Corsi di formazione «farsa» con fondi europei Impresa trentina deve restituire i contributi
Occasione di crescita per l'azienda, ma anche fonte inesauribile di sprechi «tanto paga Pantalone». È la doppia faccia dei corsi di formazione finanziati attraverso il Fondo sociale europeo. Ma chi ha sgarrato, chi ha utilizzato male i contributi, chi ha organizzato i corsi in modo disinvolto (per non dire di peggio) rischia una mazzata.
Lo ha sperimentato una falegnameria della val di Non i cui titolari si sono trovati in un mare di guai con l'avvio di tre procedimenti: penale, amministrativo e contabile. Alla fine hanno dovuto pagare circa 220 mila euro tra contributi da restituire, interessi e sanzioni irrogate dalla Provincia.

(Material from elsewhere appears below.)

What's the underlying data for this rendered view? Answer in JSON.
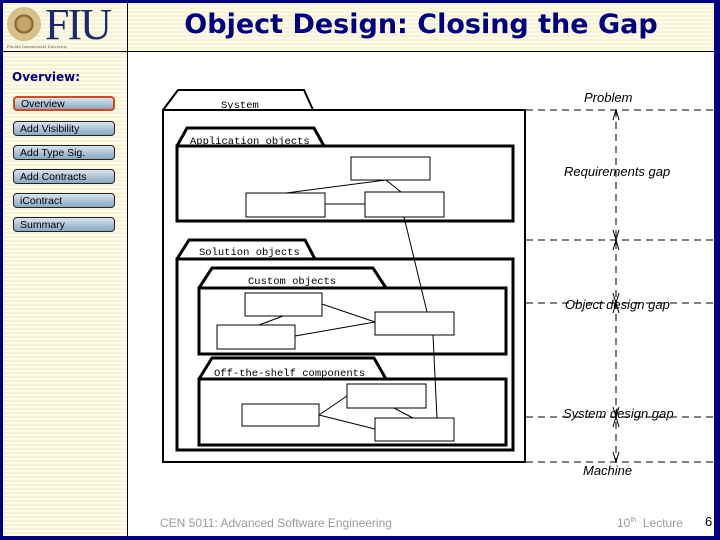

L'azienda, attiva nel settore della «fabbricazione di mobili per arredo domestico», aveva attinto ai finanziamenti destinati agli «interventi aziendali anticrisi».
Il primo contributo da 79.320 euro era relativo al progetto «Controllo d'impresa/sviluppo commerciale: strumenti di programmazione e formazione manageriale» svolto tra settembre 2010 e giugno 2011. Il secondo, finanziato con 69.635 euro, era per il progetto «L'arte del legno tra memoria e modernità» svolto tra settembre 2011 e maggio 2012.
I controlli eseguiti dalla Guardia di finanza, Sezione danni erariali, hanno dimostrato che i corsi erano organizzati in modo molto approssimativo. Nella sentenza con cui la Corte dei conti ha dichiarato cessata la materia del contendere perché gli imprenditori hanno risarcito integralmente il danno erariale, si rileva come il pm contabile avesse rilevato «diffuse irregolarità e illiceità, quali l'alterazione delle firme dei docenti e dei discenti sui registri delle lezioni, il mancato raggiungimento del monte ore minimo di frequenza previsto per la percezione del "reddito allievi", la mancata realizzazione di alcuni corsi obbligatori, una inesistente attività di tutoraggio, la mancata consegna di materiale didattico per i corsi».
L'inchiesta della Procura regionale della Corte dei conti si era chiusa con la citazione in giudizio per un danno erariale quantificato in 148.956 euro. La difesa, sostenuta dall'avvocato Flavia Torresani, addebitava gli errori e le irregolarità relativi ai due corsi alla società che si era occupata della loro organizzazione. Un argomento che la Corte dei conti respinge con una motivazione che ha il sapore del monito: «Giova, in proposito, osservare che il "soggetto attuatore" degli interventi aziendali in periodo di crisi economica ha, certamente, la possibilità di affidare o delegare parte delle attività a soggetti terzi (docenza, codocenza, tutoraggio, ideazione, progettazione), ma non può, per espresso divieto, delegare le attività di direzione e sottrarsi agli obblighi di controllo/coordinamento sulla gestione dei corsi che, in quanto "soggetto attuatore", si è impegnato a svolgere».
Nelle more del giudizio contabile è intervenuta la Provincia che, attraverso l'Agenzia del lavoro, nel settembre 2014 ha disposto la revoca dei finanziamenti con restituzione della somma erogata, degli interessi legali e di una sanzione pari al 30% per un totale di 220 mila euro. Somme che la falegnameria ha già restituito. Il procedimento contabile è stato dunque archiviato, ma in sentenza i giudici non hanno mancato di sottolineare che dagli atti di questa istruttoria - ma non è certo l'unico caso di cattivo utilizzo di fondi Fse - emerge «la macroscopica devianza della gestione dei fondi pubblici rispetto agli scopi sottesi all'erogazione dei finanziamenti, nonché il correlato danno pubblico e la responsabilità imputata ai convenuti».